Many polls have been commissioned by both sides of the debate, but using small samples and therefore unreliable. The largest and most statistically significant poll so far is the British Social Attitudes Survey (BSA) 2008, which asked:
“About how same sex couples should be treated in law. Which comes closest to your view … they should be allowed legally to marry OR should be allowed legally to form civil unions, but not marry OR should not be allowed to obtain legal recognition for their relationships?”
The result was: 33.7 % replied that they should be allowed to marry, and 62.6 % answered that they should not (putting together the second two responses).
I'll end with a quotation from the article by Andrew Pierce linked to above:
Mr Cameron seems to have learned nothing from the follies of the Labour government when it comes to imposing an equalities agenda on Britain’s leading faiths.
In 2007, Labour passed legislation which effectively ordered Roman Catholic adoption agencies to place children with same-sex couples.
Now I have to declare an interest in this aspect of the argument: I spent the first two years of my life in a Catholic orphanage in Cheltenham run by nuns and, to this day, I am eternally grateful to the Catholic Children’s Society which placed me in a loving home with my adoptive parents, who cared for me as one of their own.
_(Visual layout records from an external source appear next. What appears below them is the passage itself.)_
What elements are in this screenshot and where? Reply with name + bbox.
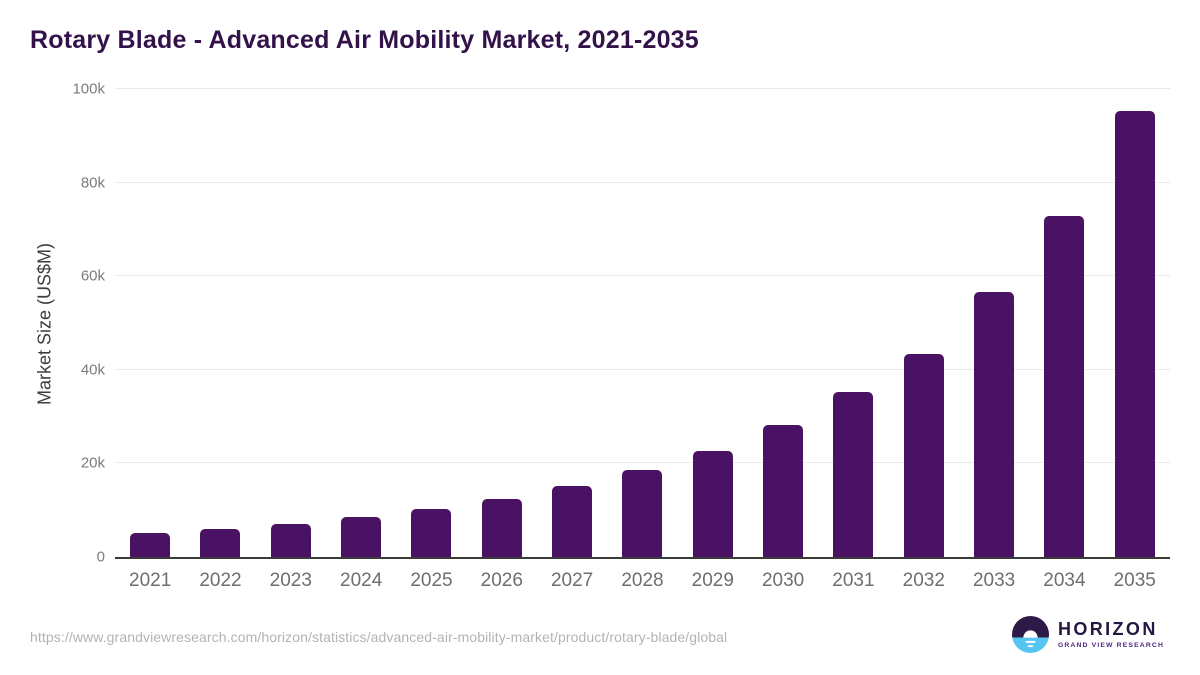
gridline-40k: [115, 368, 1170, 370]
bar-column-2032: 2032: [889, 89, 959, 591]
bar-column-2023: 2023: [256, 89, 326, 591]
bar-column-2031: 2031: [818, 89, 888, 591]
x-tick-label-2030: 2030: [761, 570, 805, 591]
y-tick-label-0: 0: [96, 548, 105, 566]
bar-column-2033: 2033: [959, 89, 1029, 591]
chart-title: Rotary Blade - Advanced Air Mobility Mar…: [30, 26, 699, 54]
bar-column-2029: 2029: [678, 89, 748, 591]
x-tick-label-2022: 2022: [199, 570, 242, 591]
bar-2025: [411, 508, 452, 557]
y-tick-label-100k: 100k: [72, 80, 105, 98]
bar-column-2021: 2021: [115, 89, 185, 591]
bar-2026: [481, 498, 522, 557]
bar-2022: [200, 528, 241, 557]
bar-column-2022: 2022: [185, 89, 255, 591]
x-tick-label-2025: 2025: [410, 570, 453, 591]
bar-column-2028: 2028: [607, 89, 677, 591]
x-tick-label-2032: 2032: [902, 570, 945, 591]
x-tick-label-2021: 2021: [129, 570, 172, 591]
y-tick-label-20k: 20k: [80, 454, 105, 472]
bar-2024: [341, 516, 382, 557]
horizon-logo-icon: [1011, 616, 1049, 653]
bar-2023: [270, 523, 311, 557]
bar-2034: [1044, 215, 1085, 557]
bar-column-2035: 2035: [1100, 89, 1170, 591]
logo-text: HORIZON GRAND VIEW RESEARCH: [1057, 619, 1164, 649]
x-tick-label-2034: 2034: [1043, 570, 1086, 591]
gridline-20k: [115, 462, 1170, 464]
bar-column-2030: 2030: [748, 89, 818, 591]
x-tick-label-2035: 2035: [1113, 570, 1156, 591]
bar-2028: [622, 469, 663, 557]
x-tick-label-2023: 2023: [269, 570, 312, 591]
bars-row: 2021 2022 2023 2024 2025 2026 2027 2028 2029 2030…: [115, 89, 1170, 591]
bar-2033: [974, 291, 1015, 557]
x-tick-label-2027: 2027: [550, 570, 594, 591]
horizon-logo: HORIZON GRAND VIEW RESEARCH: [1011, 616, 1164, 653]
bar-2027: [552, 486, 593, 557]
gridline-100k: [115, 88, 1170, 89]
y-axis-title: Market Size (US$M): [34, 242, 55, 406]
logo-name: HORIZON: [1057, 619, 1158, 640]
x-tick-label-2026: 2026: [480, 570, 523, 591]
gridline-60k: [115, 275, 1170, 277]
gridline-80k: [115, 181, 1170, 183]
bar-column-2026: 2026: [467, 89, 537, 591]
bar-2029: [692, 451, 733, 557]
bar-column-2034: 2034: [1029, 89, 1099, 591]
y-tick-label-80k: 80k: [80, 174, 105, 192]
x-tick-label-2028: 2028: [621, 570, 664, 591]
bar-2030: [763, 425, 804, 557]
x-tick-label-2033: 2033: [972, 570, 1016, 591]
bar-column-2027: 2027: [537, 89, 607, 591]
bar-2035: [1114, 111, 1155, 557]
x-tick-label-2029: 2029: [691, 570, 734, 591]
plot-area: 0 20k 40k 60k 80k 100k 2021 2022 2023 2024 2025 202…: [72, 82, 1170, 591]
bar-2021: [130, 533, 171, 557]
bar-2031: [833, 391, 874, 557]
y-tick-label-60k: 60k: [80, 267, 105, 285]
source-url: https://www.grandviewresearch.com/horizo…: [30, 629, 728, 645]
logo-subtitle: GRAND VIEW RESEARCH: [1057, 641, 1164, 649]
bar-2032: [903, 353, 944, 557]
bar-column-2024: 2024: [326, 89, 396, 591]
y-tick-label-40k: 40k: [80, 361, 105, 379]
x-tick-label-2031: 2031: [832, 570, 875, 591]
x-tick-label-2024: 2024: [340, 570, 383, 591]
bar-column-2025: 2025: [396, 89, 466, 591]
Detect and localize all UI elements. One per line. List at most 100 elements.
But, disgracefully, societies like the ones that rescued me and thousands of other abandoned children have now been forced to close down because the Catholic Church understandably could not accept the Labour government’s diktat — which ran contrary to its sincerely-held beliefs.
As a lapsed Catholic, I am not going to defend that Church’s teaching that homosexuality is a sin, but to force its adoption agencies to close on a point of moral principle was a scandal which has resulted in countless vulnerable children being denied the possibility of loving homes. What madness!
And for pity’s sake, which gays would have gone to Catholic agencies in the first place?
Those terribly depressing consequences of Labour’s sweeping changes should serve as a warning as the Tory-led Government presses on with the rewriting of the centuries-old tradition of marriage.